You are running in the September 2nd primary to become the Democratic candidate to represent Arizona’s First District. What led you to enter the race?

As I said earlier, this case has been a big factor.

What are the most serious issues facing the District at this time? How does your approach differ from that of the other Democratic candidates?

This is the largest geographic district in the nation that’s not one state and it’s incredibly diverse. The district comprises the Navajo Nation and other tribes, Flagstaff and Sedona, the mining towns of Miami and Globe and a new residential division south of Phoenix, so there are a lot of different issues facing the different parts of the District. I’ve been really honored by some of the endorsements, like that of the Diné Hataalii Association (Navajo Medicine Men) who have never endorsed a candidate before. I also represent the Navajo on uranium contamination issues.

My approach is really not driven by party affiliation or ideology and I found out it is much more progressive. I’ve been endorsed by the Progressive Democrats of America. I’m running as a Democrat, but I frankly think both the Republicans and the Democrats running have an interest in maintaining the status quo. And the status quo is broken.

Thank you, Howard Shanker.

Thank you. And please remind any registered Democrats in Arizona’s District One to vote in the September 2 primary!

End Note: Judge Fletcher concluded his dissent from the majority opinion:

The San Francisco Peaks have been at the center of religious beliefs and practices of Indian tribes of the Southwest since time out of mind. Humphrey’s Peak, the holiest of the San Francisco peaks, will from this time forward be desecrated and spiritually impure. In part, the majority justifies its holding on the ground that what it calls “public park land” is land that “belongs to everyone.” Maj. op. at 10042. There is a tragic irony in this justification. The United States government took this land from the Indians by force. The majority now uses that forcible deprivation as a justification for spraying treated sewage effluent on the holiest of the Indians’ holy mountains, and for refusing to recognize this action constitutes a substantial burden on the Indians’ exercise of their religion.
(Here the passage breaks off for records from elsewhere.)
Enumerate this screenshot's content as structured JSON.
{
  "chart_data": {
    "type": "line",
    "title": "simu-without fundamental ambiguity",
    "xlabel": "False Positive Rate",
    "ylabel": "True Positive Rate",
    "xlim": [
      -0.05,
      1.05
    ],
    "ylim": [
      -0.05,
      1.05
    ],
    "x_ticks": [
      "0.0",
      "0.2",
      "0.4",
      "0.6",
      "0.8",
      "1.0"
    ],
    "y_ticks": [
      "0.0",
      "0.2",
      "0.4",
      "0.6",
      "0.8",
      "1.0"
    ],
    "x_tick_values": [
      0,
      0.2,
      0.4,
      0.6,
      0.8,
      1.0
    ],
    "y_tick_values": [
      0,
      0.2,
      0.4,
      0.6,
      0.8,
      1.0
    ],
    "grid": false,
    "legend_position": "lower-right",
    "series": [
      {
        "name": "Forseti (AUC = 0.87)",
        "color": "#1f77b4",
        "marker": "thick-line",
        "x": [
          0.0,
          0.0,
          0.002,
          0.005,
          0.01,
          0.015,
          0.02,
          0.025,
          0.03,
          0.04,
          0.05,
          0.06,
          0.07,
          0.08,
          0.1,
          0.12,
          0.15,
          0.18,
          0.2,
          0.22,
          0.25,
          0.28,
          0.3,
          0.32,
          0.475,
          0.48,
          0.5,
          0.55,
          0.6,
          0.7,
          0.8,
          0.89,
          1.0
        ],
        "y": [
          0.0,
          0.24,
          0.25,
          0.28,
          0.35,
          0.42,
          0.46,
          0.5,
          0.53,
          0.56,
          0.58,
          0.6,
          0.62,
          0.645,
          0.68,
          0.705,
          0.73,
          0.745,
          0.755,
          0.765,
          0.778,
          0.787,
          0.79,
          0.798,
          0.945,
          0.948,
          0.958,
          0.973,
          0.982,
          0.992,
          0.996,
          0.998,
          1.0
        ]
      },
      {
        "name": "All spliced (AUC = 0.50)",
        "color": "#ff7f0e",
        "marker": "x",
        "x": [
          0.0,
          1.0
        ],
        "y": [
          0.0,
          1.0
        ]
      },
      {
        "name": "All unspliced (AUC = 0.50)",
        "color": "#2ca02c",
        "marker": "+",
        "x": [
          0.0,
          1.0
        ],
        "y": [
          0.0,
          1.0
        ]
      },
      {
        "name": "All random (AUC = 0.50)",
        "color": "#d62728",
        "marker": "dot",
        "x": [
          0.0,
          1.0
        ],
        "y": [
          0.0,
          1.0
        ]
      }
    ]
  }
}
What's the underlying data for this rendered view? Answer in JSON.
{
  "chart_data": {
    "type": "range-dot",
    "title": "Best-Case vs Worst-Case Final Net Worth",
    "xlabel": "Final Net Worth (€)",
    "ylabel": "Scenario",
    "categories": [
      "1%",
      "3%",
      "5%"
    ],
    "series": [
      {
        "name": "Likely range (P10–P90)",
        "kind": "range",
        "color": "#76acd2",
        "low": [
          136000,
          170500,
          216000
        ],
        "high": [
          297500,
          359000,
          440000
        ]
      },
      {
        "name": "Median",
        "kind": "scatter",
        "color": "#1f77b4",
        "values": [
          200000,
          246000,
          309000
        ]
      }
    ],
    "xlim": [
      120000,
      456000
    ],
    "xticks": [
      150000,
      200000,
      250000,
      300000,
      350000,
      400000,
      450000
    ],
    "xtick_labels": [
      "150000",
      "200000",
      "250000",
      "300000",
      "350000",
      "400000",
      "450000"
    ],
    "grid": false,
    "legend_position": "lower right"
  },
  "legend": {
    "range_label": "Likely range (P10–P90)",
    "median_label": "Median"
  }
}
RFRA was passed to protect the exercise of all religions, including the religions of American Indians. If Indians’ land-based exercise of religion is not protected by RFRA in this case, I cannot imagine a case in which it will be. I am truly sorry the majority has effectively read American Indians out of RFRA. (1)

(1) Dissent in Navajo Nation v. USFS. pp.10077-78.
(2) Ibid., p. 10076.
(3) Ibid., p. 10137.


Leslie Thatcher is Truthout’s French Language Editor.